A valid SKILL.md configuration is designed to be easily read by humans and parsed by LLMs. It contains precise system instructions, trigger conditions, required parameters, and execution examples. Below is the typical architectural blueprint of a professional agent skill:

  • Metadata & Core Scope: Declares the name of the skill, author details, target models, and a description of the capability.
  • Triggers & Intent Detection: Details semantic triggers that help the agent decide when to invoke this skill.
  • System Prompts: Explicit system-level instructions that direct the agent's behavior, personality, safety guardrails, and formatting preferences.
  • Capabilities & Tools: Lists the files, databases, or APIs the agent must access to complete the tasks.
  • Few-Shot Examples: Demonstrates real inputs and outputs, helping the model generalize behavior through in-context learning.

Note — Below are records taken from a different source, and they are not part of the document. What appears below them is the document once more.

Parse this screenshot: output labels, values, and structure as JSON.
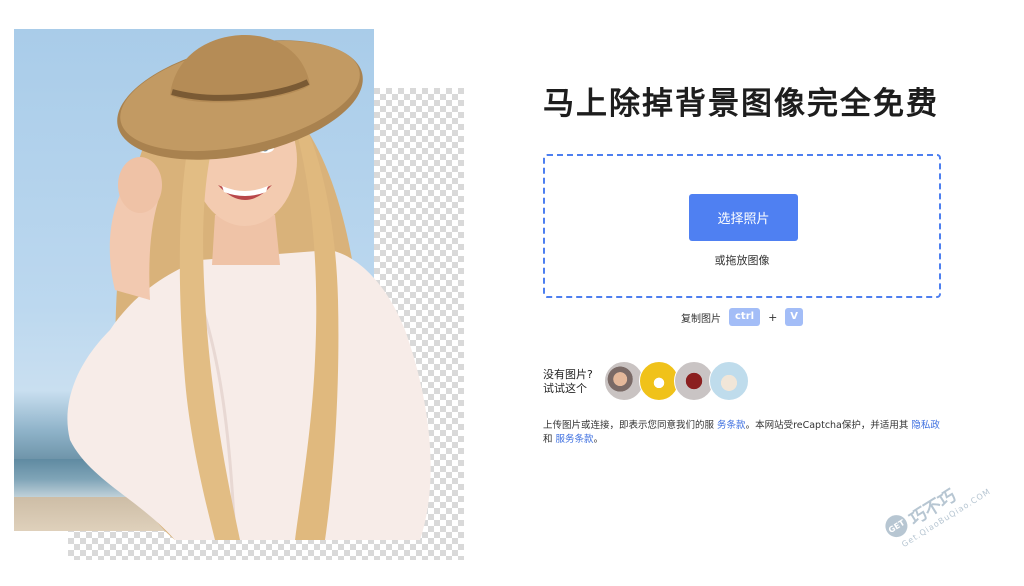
{
  "main": {
    "title": "马上除掉背景图像完全免费",
    "upload": {
      "button_label": "选择照片",
      "drop_hint": "或拖放图像"
    },
    "paste": {
      "label": "复制图片",
      "key1": "ctrl",
      "plus": "+",
      "key2": "V"
    },
    "samples": {
      "label_line1": "没有图片?",
      "label_line2": "试试这个"
    },
    "terms": {
      "text_before": "上传图片或连接，即表示您同意我们的服",
      "link_terms": "务条款",
      "text_mid": "。本网站受reCaptcha保护，并适用其",
      "link_privacy": "隐私政",
      "text_and": "和",
      "link_service": "服务条款",
      "text_end": "。"
    }
  },
  "watermark": {
    "badge": "GET",
    "text": "巧不巧",
    "url": "Get.QiaoBuQiao.COM"
  },
  "colors": {
    "accent": "#4f80f2",
    "dropzone_border": "#4d7ff0",
    "key_bg": "#a3bdf7",
    "link": "#3d6fe0"
  }
}
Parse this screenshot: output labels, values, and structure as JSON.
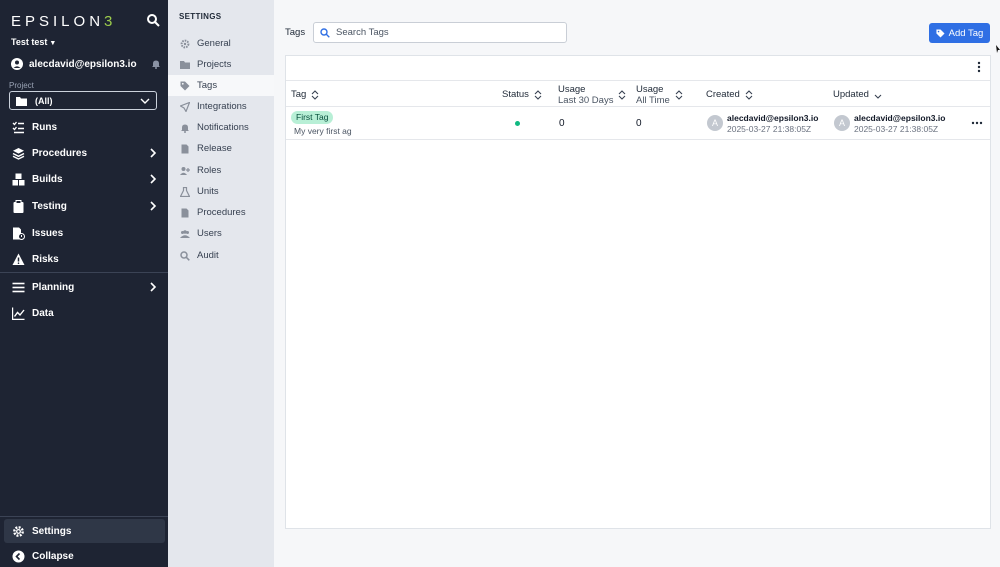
{
  "brand": {
    "logo_main": "EPSILON",
    "logo_accent": "3"
  },
  "org": {
    "name": "Test test"
  },
  "user": {
    "email": "alecdavid@epsilon3.io"
  },
  "project": {
    "label": "Project",
    "value": "(All)"
  },
  "nav": {
    "runs": "Runs",
    "procedures": "Procedures",
    "builds": "Builds",
    "testing": "Testing",
    "issues": "Issues",
    "risks": "Risks",
    "planning": "Planning",
    "data": "Data",
    "settings": "Settings",
    "collapse": "Collapse"
  },
  "settings_menu": {
    "title": "SETTINGS",
    "items": [
      "General",
      "Projects",
      "Tags",
      "Integrations",
      "Notifications",
      "Release",
      "Roles",
      "Units",
      "Procedures",
      "Users",
      "Audit"
    ],
    "active": "Tags"
  },
  "toolbar": {
    "tags_label": "Tags",
    "search_placeholder": "Search Tags",
    "add_label": "Add Tag"
  },
  "table": {
    "headers": {
      "tag": "Tag",
      "status": "Status",
      "usage30_title": "Usage",
      "usage30_sub": "Last 30 Days",
      "usage_all_title": "Usage",
      "usage_all_sub": "All Time",
      "created": "Created",
      "updated": "Updated"
    },
    "rows": [
      {
        "tag": "First Tag",
        "description": "My very first ag",
        "status": "active",
        "usage_30": "0",
        "usage_all": "0",
        "created_by": "alecdavid@epsilon3.io",
        "created_avatar": "A",
        "created_at": "2025-03-27 21:38:05Z",
        "updated_by": "alecdavid@epsilon3.io",
        "updated_avatar": "A",
        "updated_at": "2025-03-27 21:38:05Z"
      }
    ]
  },
  "colors": {
    "nav_bg": "#1e2433",
    "accent_blue": "#2f6fe4",
    "tag_green": "#b8efd6",
    "status_green": "#10b981",
    "logo_accent": "#9ccc4c"
  }
}
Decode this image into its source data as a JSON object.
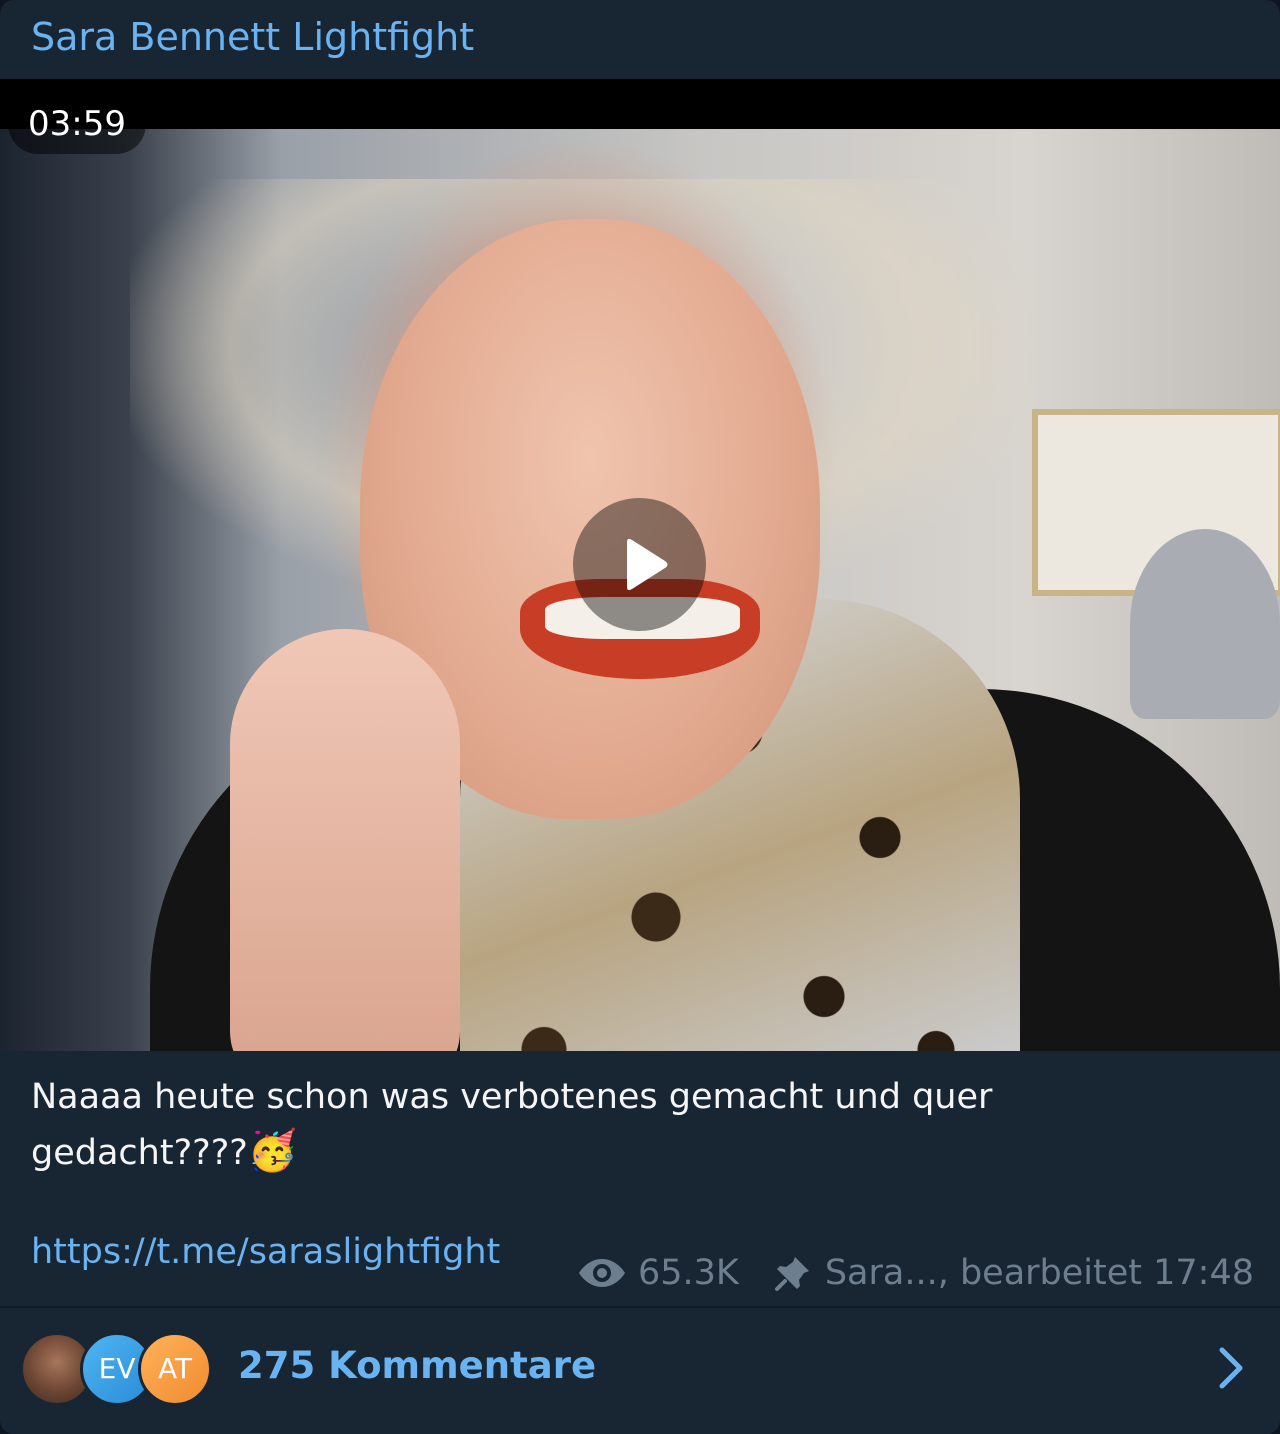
{
  "channel": {
    "title": "Sara Bennett Lightfight"
  },
  "video": {
    "duration": "03:59",
    "play_icon": "play-icon"
  },
  "post": {
    "caption_line1": "Naaaa heute schon was verbotenes gemacht und quer",
    "caption_line2": "gedacht????",
    "caption_emoji": "🥳",
    "link": "https://t.me/saraslightfight"
  },
  "meta": {
    "views": "65.3K",
    "views_icon": "eye-icon",
    "pin_icon": "pin-icon",
    "author_edited": "Sara..., bearbeitet 17:48"
  },
  "comments": {
    "avatars": [
      "EV",
      "AT"
    ],
    "label": "275 Kommentare",
    "chevron_icon": "chevron-right-icon"
  },
  "colors": {
    "accent": "#6ab3f3",
    "card_bg": "#182533",
    "meta_text": "#6d7f8f"
  }
}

Optimizing Agent Workflows for Modern LLMs

Writing effective agent skills requires deep knowledge of prompt engineering. With the release of advanced reasoning models like Claude 3.5 Sonnet, ChatGPT o1, and DeepSeek-V3, prompt templates must focus on structured thinking. Developers are encouraged to use XML tags (e.g., <thought>, <context>, and <rules>) to isolate execution boundaries. Standardized prompts prevent agents from suffering from context drift, ensuring that long-running tasks remain aligned with the initial system parameters.

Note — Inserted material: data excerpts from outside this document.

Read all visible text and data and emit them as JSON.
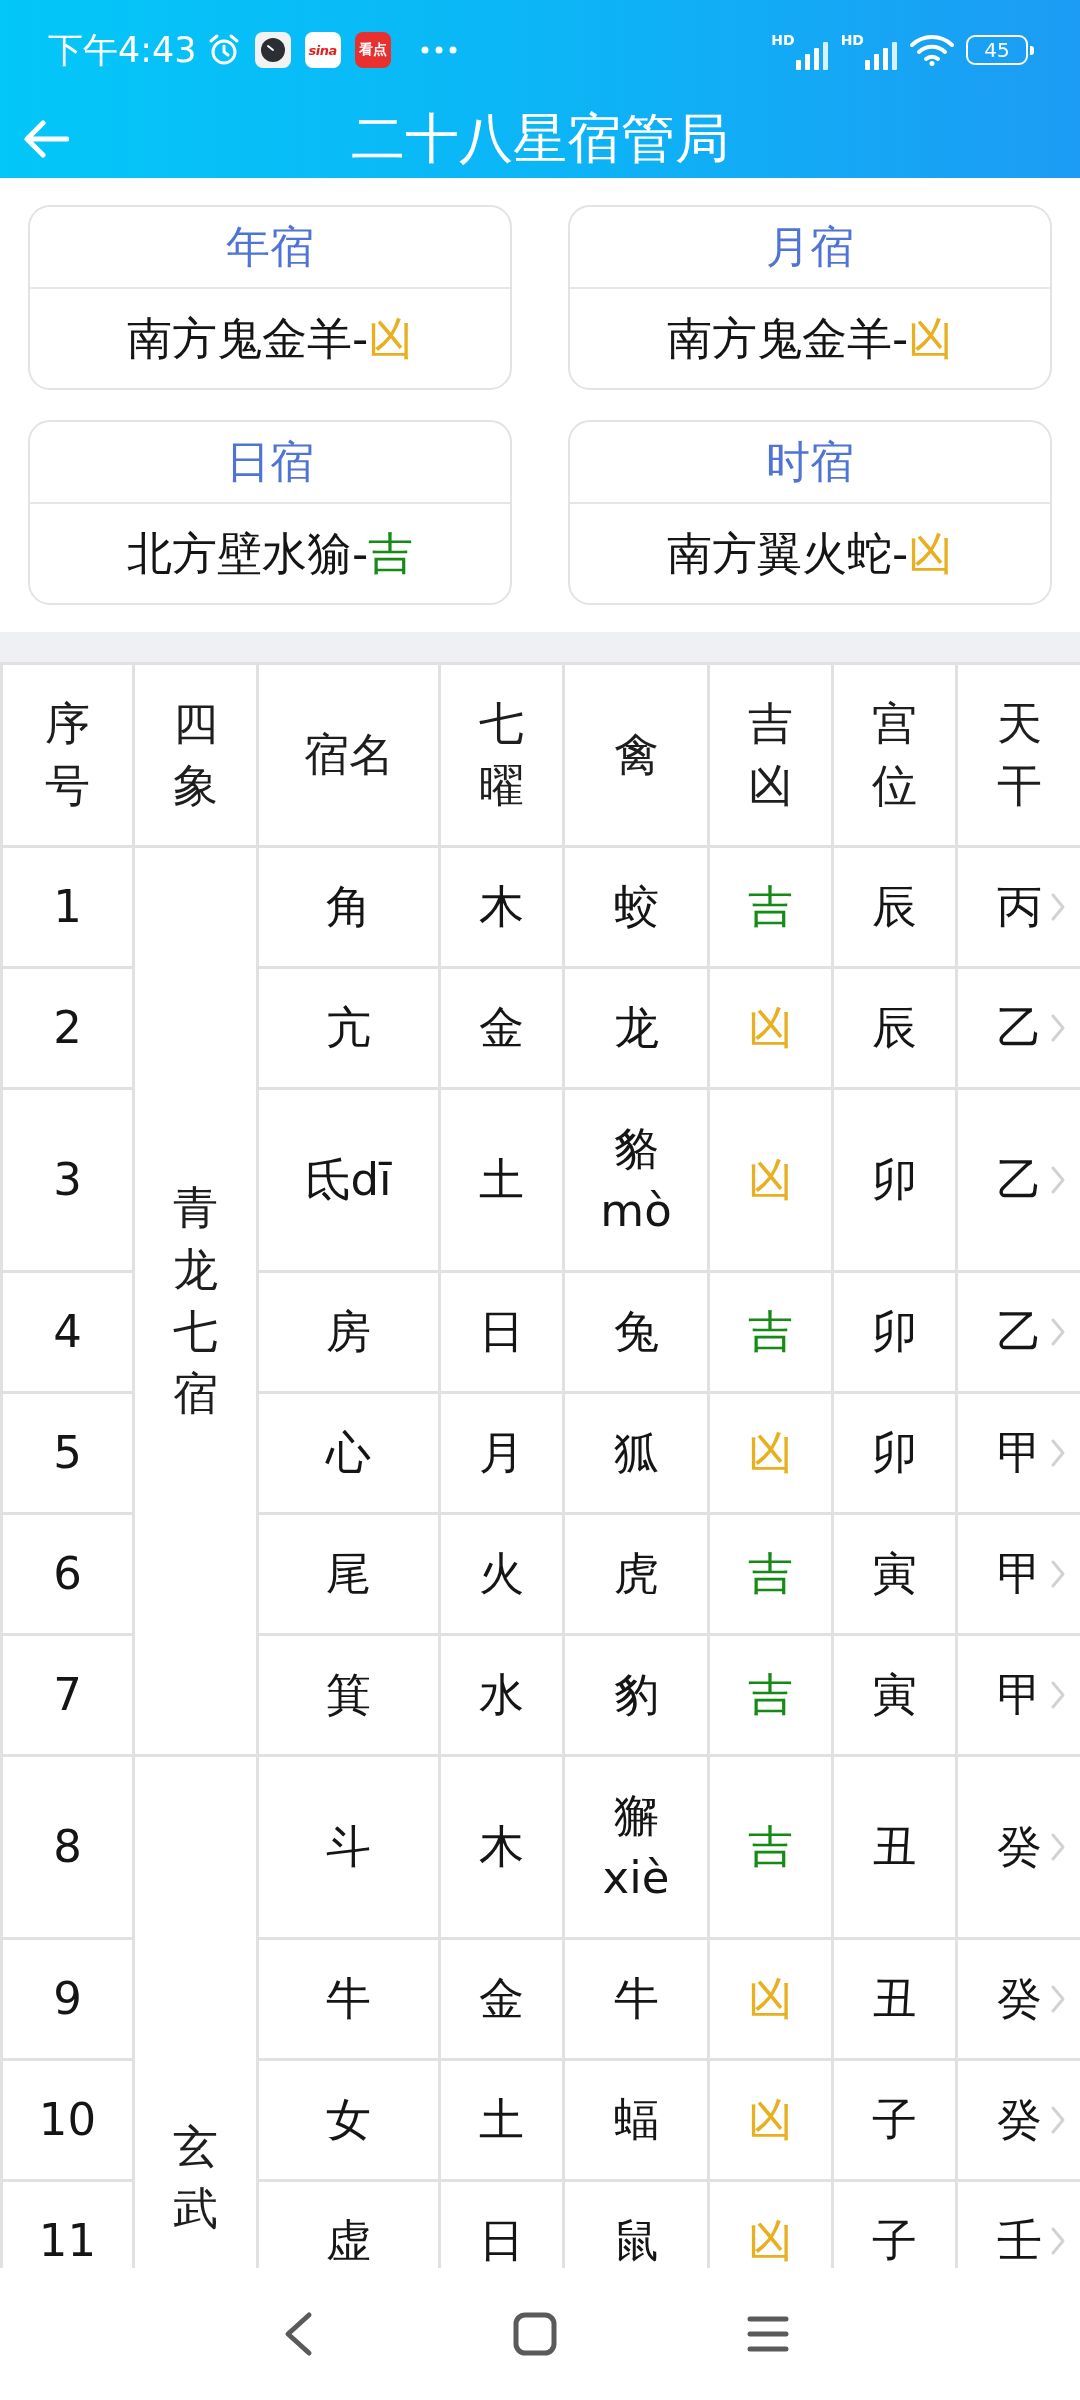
{
  "status_bar": {
    "time": "下午4:43",
    "notifications": [
      {
        "kind": "clock"
      },
      {
        "kind": "wordmark",
        "label": "sina"
      },
      {
        "kind": "badge",
        "label": "看点"
      }
    ],
    "signals": [
      {
        "label": "HD"
      },
      {
        "label": "HD"
      }
    ],
    "battery": "45"
  },
  "header": {
    "title": "二十八星宿管局"
  },
  "cards": [
    {
      "title": "年宿",
      "value": "南方鬼金羊-",
      "verdict": "凶",
      "color": "#e8b021"
    },
    {
      "title": "月宿",
      "value": "南方鬼金羊-",
      "verdict": "凶",
      "color": "#e8b021"
    },
    {
      "title": "日宿",
      "value": "北方壁水㺄-",
      "verdict": "吉",
      "color": "#168a16"
    },
    {
      "title": "时宿",
      "value": "南方翼火蛇-",
      "verdict": "凶",
      "color": "#e8b021"
    }
  ],
  "table": {
    "columns": [
      "序号",
      "四象",
      "宿名",
      "七曜",
      "禽",
      "吉凶",
      "宫位",
      "天干"
    ],
    "groups": [
      {
        "name": "青龙七宿",
        "rows": [
          {
            "no": "1",
            "mansion": "角",
            "planet": "木",
            "animal": "蛟",
            "verdict": "吉",
            "color": "#168a16",
            "palace": "辰",
            "stem": "丙"
          },
          {
            "no": "2",
            "mansion": "亢",
            "planet": "金",
            "animal": "龙",
            "verdict": "凶",
            "color": "#e8b021",
            "palace": "辰",
            "stem": "乙"
          },
          {
            "no": "3",
            "mansion": "氐dī",
            "planet": "土",
            "animal": "貉mò",
            "verdict": "凶",
            "color": "#e8b021",
            "palace": "卯",
            "stem": "乙"
          },
          {
            "no": "4",
            "mansion": "房",
            "planet": "日",
            "animal": "兔",
            "verdict": "吉",
            "color": "#168a16",
            "palace": "卯",
            "stem": "乙"
          },
          {
            "no": "5",
            "mansion": "心",
            "planet": "月",
            "animal": "狐",
            "verdict": "凶",
            "color": "#e8b021",
            "palace": "卯",
            "stem": "甲"
          },
          {
            "no": "6",
            "mansion": "尾",
            "planet": "火",
            "animal": "虎",
            "verdict": "吉",
            "color": "#168a16",
            "palace": "寅",
            "stem": "甲"
          },
          {
            "no": "7",
            "mansion": "箕",
            "planet": "水",
            "animal": "豹",
            "verdict": "吉",
            "color": "#168a16",
            "palace": "寅",
            "stem": "甲"
          }
        ]
      },
      {
        "name": "玄武",
        "rows": [
          {
            "no": "8",
            "mansion": "斗",
            "planet": "木",
            "animal": "獬xiè",
            "verdict": "吉",
            "color": "#168a16",
            "palace": "丑",
            "stem": "癸"
          },
          {
            "no": "9",
            "mansion": "牛",
            "planet": "金",
            "animal": "牛",
            "verdict": "凶",
            "color": "#e8b021",
            "palace": "丑",
            "stem": "癸"
          },
          {
            "no": "10",
            "mansion": "女",
            "planet": "土",
            "animal": "蝠",
            "verdict": "凶",
            "color": "#e8b021",
            "palace": "子",
            "stem": "癸"
          },
          {
            "no": "11",
            "mansion": "虚",
            "planet": "日",
            "animal": "鼠",
            "verdict": "凶",
            "color": "#e8b021",
            "palace": "子",
            "stem": "壬"
          }
        ]
      }
    ]
  }
}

Exploring by SOC Occupations and Creator Profiles

What makes SkillMD unique is its taxonomy. Instead of simple text search, we parse and organize files according to the Standard Occupational Classification (SOC) system. This means you can discover skills written for Computer and Mathematical roles, Business and Financial operations, Legal, Design, and and Educational Instruction fields. By tracking creator profiles, developers can study how different teams organize their custom instructions, compare version updates, and fork public configs for specialized enterprise use cases.

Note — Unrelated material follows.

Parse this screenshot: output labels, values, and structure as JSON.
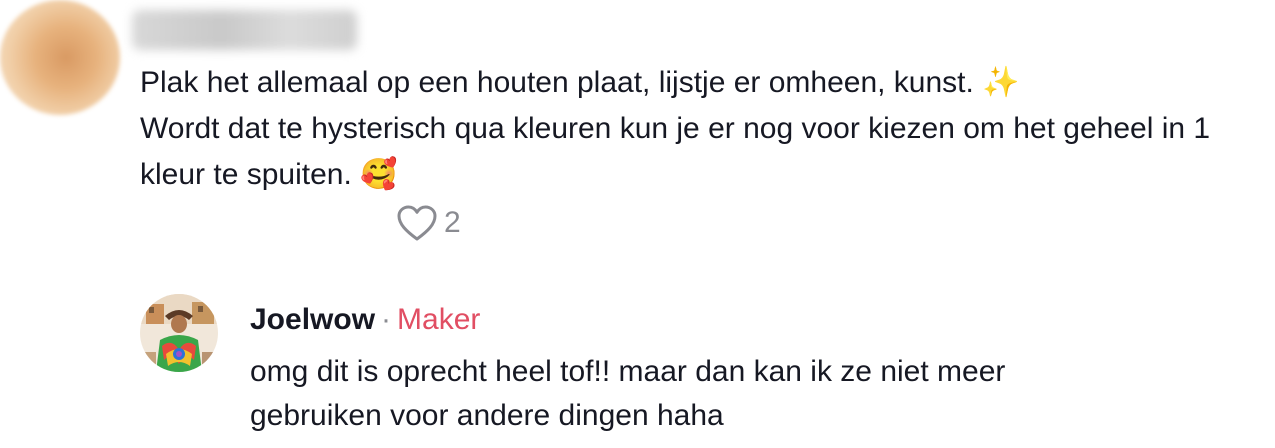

SkillMD operates as a high-performance index running on a fast Go backend and a highly responsive Astro SSR frontend. All search queries execute in milliseconds, featuring smart debouncing to prevent multiple API requests while keeping user data secure. Join our community of developers to standardize your AI agent instructions and optimize your LLM prompting workflows today.

8 QUESTIONS

Frequently Asked Questions

A practical guide to agent skills: what they are, how to inspect them, and how SkillMD helps you explore the ecosystem.